Auch die letzten beiden Stunden vergingen schnell, obwohl ich mich mit dem Kunstlehrer nicht wirklich anfreunden konnte. Ich wusste auch nicht so genau, aber aus irgendeinem Grund hatte er etwas gegen mich.
Nachdem das letzte Klingeln den Tag für heute beendete, war ich froh das ich alles – wenn auch nur bis morgen – überstanden hatte. Mandy und ihre Clique machten sich auf den Weg zur Bushaltestelle und ich trottete – wie immer – einfach hinterher.

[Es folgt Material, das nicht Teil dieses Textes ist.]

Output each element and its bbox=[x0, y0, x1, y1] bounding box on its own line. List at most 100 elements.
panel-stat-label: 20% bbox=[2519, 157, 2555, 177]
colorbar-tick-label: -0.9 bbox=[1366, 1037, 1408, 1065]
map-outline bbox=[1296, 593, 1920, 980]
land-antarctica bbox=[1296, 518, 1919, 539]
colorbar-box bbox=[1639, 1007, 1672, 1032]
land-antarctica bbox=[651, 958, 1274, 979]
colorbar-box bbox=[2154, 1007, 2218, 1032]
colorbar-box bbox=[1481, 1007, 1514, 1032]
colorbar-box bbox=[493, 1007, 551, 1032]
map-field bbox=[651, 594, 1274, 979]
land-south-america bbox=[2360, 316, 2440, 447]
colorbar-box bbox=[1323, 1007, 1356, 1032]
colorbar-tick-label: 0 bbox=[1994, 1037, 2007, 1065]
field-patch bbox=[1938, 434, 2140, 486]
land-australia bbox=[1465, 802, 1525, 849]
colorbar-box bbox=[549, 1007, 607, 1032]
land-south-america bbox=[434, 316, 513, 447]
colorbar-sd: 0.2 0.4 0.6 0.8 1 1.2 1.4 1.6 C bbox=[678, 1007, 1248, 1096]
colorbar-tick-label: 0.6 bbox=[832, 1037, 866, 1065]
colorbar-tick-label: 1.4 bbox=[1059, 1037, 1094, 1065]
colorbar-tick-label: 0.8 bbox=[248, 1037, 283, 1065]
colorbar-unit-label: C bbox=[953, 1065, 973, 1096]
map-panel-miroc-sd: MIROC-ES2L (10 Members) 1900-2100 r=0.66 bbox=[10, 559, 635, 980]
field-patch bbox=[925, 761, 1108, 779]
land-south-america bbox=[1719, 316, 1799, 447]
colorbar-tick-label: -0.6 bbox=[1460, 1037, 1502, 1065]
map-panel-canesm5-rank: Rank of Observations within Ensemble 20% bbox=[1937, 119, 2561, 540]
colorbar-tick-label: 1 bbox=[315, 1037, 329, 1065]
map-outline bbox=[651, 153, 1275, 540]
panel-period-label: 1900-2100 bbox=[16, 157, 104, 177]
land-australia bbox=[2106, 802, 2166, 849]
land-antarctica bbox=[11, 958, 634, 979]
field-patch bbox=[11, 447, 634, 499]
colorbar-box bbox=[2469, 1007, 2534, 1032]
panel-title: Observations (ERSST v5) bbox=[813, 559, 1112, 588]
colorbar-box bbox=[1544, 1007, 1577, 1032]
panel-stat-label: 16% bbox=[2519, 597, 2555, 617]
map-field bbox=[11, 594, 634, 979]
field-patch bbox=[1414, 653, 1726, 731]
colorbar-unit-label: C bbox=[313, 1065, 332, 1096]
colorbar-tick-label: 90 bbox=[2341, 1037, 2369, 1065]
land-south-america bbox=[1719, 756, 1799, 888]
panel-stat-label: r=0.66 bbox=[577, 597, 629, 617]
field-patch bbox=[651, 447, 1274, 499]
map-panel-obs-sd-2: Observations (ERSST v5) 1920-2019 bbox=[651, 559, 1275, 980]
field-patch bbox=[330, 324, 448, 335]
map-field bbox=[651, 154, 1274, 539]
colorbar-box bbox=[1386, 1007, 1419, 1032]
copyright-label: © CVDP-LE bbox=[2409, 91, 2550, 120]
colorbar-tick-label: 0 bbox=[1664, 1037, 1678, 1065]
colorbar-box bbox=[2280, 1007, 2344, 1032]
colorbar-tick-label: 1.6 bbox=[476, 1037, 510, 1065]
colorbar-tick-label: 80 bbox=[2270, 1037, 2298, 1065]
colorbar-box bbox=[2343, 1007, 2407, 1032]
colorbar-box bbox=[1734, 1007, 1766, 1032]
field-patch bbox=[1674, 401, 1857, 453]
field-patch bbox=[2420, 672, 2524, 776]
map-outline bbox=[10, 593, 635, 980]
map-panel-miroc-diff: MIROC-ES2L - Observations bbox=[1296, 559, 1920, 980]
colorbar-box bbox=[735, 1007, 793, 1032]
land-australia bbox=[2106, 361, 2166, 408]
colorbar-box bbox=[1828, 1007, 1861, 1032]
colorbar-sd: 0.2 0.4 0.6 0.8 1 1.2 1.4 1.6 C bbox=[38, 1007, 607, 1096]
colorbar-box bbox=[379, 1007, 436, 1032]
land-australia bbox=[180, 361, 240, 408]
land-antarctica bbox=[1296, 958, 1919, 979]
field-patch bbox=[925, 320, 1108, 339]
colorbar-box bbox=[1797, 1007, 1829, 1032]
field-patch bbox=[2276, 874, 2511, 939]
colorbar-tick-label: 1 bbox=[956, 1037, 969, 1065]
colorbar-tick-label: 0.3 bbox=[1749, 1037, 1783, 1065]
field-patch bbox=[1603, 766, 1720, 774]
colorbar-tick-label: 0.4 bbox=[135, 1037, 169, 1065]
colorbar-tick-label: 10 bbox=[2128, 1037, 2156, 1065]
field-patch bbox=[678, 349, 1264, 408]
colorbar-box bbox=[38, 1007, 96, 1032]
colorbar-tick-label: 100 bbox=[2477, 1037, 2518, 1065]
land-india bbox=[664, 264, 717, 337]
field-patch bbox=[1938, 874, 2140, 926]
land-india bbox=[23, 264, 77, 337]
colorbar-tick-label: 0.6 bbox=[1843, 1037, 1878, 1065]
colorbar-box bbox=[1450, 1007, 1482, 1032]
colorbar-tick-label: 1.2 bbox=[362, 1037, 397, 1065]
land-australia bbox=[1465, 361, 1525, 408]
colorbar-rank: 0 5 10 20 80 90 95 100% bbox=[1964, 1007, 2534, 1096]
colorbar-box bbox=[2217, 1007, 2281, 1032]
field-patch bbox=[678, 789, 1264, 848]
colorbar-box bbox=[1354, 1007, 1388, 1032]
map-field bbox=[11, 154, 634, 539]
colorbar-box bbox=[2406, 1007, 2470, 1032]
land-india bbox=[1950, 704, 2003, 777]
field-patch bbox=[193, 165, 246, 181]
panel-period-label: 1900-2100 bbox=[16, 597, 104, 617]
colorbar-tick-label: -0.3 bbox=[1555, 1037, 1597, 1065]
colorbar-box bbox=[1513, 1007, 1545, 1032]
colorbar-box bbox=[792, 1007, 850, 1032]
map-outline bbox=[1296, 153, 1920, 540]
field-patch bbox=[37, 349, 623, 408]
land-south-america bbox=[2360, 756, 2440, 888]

Die ganze Busfahrt über redeten sie über Jungs – welche sahen gut aus, und wer passte zu wem? Lange halt ich das nicht mehr aus, dachte ich und genau in dem Moment stand Mandy auf. „Wir müssen raus.“ Forderte sie mich auf und stieg aus, ohne wirklich auf mich zu warten. Schnell hob ich meine Tasche über die Schulter und lief ihr hinter her. Zuhause angekommen schloss sie die Tür auf und ging sofort hoch, in ihr Zimmer. Lucy und Kai waren noch nicht wieder von der Arbeit zurück. Auch ich ging hoch in mein Zimmer und legte meine Sachen ab. Anstrengender Tag, dachte ich und sah mich im Zimmer um. Mein Blick fiel auf die Balkontür, doch ich zögerte. Letztendlich ging ich hinüber, machte die Tür auf und stellte mich, wie genau 24 Stunden zuvor, in die warme Nachmittagssonne.